Toujours la même rengaine. Tu tires, elles tombent. Tu tires, tu meurs. Il tire, elle tousse.

- Ca te dérange tant que ça ?

- Oui.

- Alors pourquoi tu viens traîner dans les bars si tu détestes tant la fumée ?

- Pour m'oublier.

- Bizarre.

- Lourd.

- Ennuyante.

Et il continue de tirer. Et elle continue de tousser.

- Tu veux pas arrêter ?

- De fumer ?

- Non de chanter.

- Hein ?

- Mais oui de fumer bordel. Tous aussi cons ces mecs.

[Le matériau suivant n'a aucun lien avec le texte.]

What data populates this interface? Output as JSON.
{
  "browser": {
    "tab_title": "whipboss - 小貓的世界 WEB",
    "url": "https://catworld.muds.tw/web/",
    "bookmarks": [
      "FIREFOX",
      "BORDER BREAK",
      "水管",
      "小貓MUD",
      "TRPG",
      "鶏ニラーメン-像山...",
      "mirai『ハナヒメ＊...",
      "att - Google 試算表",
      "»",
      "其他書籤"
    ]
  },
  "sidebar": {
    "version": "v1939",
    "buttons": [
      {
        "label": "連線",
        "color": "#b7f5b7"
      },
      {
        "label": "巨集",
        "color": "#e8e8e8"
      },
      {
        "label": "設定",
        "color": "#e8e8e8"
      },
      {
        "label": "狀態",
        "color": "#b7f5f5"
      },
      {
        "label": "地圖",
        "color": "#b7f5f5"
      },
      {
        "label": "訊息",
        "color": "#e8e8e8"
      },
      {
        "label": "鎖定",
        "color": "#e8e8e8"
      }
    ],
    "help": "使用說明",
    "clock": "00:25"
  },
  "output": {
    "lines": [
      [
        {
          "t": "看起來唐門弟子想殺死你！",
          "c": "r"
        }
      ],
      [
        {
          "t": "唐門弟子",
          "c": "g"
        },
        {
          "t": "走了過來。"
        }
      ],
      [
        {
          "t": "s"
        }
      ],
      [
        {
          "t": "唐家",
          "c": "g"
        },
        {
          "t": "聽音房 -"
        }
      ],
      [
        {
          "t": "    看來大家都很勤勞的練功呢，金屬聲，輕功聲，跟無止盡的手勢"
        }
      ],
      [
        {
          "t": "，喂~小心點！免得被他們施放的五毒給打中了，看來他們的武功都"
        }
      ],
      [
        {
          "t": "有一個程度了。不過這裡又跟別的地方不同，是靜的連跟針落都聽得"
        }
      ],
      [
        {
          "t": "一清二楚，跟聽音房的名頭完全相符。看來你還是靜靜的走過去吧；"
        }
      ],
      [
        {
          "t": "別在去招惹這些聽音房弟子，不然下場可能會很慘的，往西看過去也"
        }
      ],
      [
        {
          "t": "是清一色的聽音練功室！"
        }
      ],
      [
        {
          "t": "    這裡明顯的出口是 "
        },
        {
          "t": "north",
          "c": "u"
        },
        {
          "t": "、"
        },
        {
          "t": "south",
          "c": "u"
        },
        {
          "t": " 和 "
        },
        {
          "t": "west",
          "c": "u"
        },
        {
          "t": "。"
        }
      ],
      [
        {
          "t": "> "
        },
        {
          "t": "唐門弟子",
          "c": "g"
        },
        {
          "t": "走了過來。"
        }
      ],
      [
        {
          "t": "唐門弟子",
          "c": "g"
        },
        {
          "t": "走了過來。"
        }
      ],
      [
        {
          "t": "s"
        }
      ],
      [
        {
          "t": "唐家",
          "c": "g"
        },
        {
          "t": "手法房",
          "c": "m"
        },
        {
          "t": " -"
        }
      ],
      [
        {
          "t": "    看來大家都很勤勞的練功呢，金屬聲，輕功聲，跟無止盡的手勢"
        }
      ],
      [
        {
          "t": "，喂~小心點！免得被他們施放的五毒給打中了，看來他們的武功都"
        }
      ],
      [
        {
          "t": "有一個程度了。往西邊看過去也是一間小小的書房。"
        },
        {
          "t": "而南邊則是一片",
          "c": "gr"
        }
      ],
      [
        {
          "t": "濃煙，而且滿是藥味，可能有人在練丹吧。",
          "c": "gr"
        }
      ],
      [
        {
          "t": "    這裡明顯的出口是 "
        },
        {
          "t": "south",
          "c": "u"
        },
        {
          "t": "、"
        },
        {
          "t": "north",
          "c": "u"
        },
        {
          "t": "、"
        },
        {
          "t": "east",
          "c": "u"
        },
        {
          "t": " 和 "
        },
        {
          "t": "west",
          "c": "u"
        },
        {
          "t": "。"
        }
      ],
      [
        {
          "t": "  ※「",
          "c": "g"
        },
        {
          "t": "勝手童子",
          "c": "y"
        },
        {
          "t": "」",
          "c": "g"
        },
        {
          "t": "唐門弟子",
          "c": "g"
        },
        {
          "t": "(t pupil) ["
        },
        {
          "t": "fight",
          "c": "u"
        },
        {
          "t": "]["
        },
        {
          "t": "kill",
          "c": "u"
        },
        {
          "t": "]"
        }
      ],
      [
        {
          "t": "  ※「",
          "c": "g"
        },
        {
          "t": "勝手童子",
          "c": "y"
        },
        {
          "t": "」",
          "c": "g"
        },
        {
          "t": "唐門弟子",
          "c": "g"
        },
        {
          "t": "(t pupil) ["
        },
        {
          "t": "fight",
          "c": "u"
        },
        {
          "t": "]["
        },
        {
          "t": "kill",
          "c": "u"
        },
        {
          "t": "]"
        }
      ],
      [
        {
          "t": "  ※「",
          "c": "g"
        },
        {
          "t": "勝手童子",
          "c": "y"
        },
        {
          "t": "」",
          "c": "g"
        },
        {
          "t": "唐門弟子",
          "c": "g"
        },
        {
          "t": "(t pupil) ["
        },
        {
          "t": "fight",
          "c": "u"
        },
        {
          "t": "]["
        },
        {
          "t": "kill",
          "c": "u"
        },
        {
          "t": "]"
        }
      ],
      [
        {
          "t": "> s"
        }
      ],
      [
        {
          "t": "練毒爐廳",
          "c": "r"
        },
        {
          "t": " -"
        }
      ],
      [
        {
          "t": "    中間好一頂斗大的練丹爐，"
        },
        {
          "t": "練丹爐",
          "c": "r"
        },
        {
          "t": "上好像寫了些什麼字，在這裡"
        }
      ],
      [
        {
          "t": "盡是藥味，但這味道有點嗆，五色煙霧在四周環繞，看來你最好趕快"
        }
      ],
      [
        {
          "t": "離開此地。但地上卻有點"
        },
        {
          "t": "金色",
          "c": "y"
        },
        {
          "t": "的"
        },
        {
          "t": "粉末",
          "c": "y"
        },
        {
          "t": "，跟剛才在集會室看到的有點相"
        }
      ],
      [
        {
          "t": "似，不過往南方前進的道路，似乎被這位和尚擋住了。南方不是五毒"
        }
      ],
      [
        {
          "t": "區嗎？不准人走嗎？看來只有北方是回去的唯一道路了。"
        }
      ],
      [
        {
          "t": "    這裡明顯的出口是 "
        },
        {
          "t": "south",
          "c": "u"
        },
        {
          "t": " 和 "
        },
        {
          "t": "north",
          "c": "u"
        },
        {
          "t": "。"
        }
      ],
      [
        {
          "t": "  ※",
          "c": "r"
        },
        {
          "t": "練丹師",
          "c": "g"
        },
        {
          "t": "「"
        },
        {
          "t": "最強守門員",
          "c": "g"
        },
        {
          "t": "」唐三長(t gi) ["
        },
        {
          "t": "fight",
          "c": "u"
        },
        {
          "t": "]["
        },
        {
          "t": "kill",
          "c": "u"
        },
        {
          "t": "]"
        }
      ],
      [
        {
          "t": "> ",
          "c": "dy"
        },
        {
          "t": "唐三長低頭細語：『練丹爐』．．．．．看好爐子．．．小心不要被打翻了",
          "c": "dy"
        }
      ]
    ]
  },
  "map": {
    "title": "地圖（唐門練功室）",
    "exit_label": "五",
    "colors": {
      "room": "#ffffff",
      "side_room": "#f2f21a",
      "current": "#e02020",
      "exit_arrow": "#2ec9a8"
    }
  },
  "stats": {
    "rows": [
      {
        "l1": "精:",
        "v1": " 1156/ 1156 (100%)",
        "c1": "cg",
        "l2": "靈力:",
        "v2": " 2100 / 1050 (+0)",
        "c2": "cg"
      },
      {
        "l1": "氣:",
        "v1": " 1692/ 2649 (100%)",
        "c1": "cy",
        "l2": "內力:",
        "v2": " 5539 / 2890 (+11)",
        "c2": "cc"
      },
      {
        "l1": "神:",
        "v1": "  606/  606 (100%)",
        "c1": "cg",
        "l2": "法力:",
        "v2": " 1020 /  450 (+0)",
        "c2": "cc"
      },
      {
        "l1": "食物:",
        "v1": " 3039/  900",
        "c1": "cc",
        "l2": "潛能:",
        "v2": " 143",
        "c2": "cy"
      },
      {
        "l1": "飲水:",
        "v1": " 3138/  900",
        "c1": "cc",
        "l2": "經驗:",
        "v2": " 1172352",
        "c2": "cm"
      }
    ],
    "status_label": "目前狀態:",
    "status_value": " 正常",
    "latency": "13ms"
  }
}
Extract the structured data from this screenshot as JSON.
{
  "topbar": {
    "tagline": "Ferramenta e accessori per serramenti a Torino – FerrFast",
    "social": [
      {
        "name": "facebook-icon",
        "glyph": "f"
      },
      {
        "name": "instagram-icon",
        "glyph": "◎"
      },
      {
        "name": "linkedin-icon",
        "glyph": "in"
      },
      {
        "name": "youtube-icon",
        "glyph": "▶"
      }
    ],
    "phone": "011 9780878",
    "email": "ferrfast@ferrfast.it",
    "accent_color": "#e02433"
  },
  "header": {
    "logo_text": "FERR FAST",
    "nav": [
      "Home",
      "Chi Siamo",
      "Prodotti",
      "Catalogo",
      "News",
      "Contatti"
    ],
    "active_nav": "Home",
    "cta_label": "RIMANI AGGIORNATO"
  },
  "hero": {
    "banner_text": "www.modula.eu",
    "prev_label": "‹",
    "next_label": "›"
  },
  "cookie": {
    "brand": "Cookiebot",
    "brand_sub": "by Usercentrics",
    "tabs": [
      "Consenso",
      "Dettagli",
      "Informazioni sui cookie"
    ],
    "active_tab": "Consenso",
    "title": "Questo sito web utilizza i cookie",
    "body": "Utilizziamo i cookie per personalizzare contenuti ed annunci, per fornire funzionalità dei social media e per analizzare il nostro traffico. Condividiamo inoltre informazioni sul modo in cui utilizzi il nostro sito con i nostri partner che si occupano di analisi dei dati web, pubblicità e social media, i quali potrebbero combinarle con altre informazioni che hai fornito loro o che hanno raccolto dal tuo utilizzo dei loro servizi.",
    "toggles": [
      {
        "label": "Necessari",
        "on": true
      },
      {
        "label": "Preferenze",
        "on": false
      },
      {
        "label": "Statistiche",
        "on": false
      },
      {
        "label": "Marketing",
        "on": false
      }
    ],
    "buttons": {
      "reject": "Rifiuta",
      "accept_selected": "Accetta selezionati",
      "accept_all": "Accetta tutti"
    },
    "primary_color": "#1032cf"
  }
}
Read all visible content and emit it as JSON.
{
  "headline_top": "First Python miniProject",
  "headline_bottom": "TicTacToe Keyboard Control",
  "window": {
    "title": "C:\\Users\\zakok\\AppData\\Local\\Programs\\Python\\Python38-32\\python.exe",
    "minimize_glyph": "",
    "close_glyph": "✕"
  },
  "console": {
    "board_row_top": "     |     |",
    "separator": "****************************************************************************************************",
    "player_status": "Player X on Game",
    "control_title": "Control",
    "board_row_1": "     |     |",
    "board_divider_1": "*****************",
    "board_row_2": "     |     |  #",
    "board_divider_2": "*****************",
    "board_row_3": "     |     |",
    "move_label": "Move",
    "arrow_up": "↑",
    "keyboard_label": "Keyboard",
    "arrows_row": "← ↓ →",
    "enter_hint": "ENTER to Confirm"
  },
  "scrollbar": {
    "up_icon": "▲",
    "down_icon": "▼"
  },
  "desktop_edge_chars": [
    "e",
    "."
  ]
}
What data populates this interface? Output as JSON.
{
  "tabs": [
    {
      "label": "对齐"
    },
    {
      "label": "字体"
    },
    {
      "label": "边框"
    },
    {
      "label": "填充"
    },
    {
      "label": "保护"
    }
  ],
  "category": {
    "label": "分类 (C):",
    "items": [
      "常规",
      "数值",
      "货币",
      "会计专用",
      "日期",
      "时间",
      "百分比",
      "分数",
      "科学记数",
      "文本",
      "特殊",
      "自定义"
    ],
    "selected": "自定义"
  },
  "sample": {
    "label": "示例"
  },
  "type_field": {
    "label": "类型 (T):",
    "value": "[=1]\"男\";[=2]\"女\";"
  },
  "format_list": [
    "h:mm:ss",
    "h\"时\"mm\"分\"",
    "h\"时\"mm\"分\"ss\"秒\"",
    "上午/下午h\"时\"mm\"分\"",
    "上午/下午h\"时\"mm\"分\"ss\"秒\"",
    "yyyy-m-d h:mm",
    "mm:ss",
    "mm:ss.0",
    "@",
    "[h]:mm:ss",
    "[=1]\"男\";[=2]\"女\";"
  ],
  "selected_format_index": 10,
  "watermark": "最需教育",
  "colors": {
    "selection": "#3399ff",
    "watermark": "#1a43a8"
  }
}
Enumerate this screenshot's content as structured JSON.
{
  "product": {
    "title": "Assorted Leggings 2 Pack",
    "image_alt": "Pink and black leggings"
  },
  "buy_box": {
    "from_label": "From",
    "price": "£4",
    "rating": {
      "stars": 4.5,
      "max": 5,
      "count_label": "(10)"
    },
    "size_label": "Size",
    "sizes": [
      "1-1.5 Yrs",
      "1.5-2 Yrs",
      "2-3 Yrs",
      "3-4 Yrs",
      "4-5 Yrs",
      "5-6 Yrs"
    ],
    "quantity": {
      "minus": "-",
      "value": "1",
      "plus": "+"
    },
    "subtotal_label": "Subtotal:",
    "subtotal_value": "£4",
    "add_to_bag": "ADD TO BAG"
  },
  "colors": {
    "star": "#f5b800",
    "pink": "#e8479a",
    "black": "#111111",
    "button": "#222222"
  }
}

- Toutes aussi chiantes ces femmes.

- Je te demande pardon ?

- C'est toi qui me provoques. Je te réponds.

Pour renforcer sa dite provocation, il tourne son visage vers elle et lui envoie toute sa fumée.

- T'es malade.

- Dit-elle.

- Tu sais quoi ? Va te faire foutre.

- Pas par toi en tout cas.

Une dispute d'inconnus dans un bar, les oreilles sont forcément les commères, et les rires, au premier rang. Tous les regards sont virés sur elle et ses pas qui la dirigent vers la sortie. Certaines voix ne s'empêchent pas de prendre lee devants.

- Il y en a une qui a perdu un coup ce soir. Fallait pas viser si haut ma douce.

- Il y en a un qui va perdre connaissance s'il continue comme ça.

Mais sa fidèle colère et son profond dégoût sont restés en arrière. Elle n'avait plus de temps à gâcher dans ce terroir de rats, rien, ne méritait sa colère.
Pas même celui qui lui a ravivé ses souvenirs.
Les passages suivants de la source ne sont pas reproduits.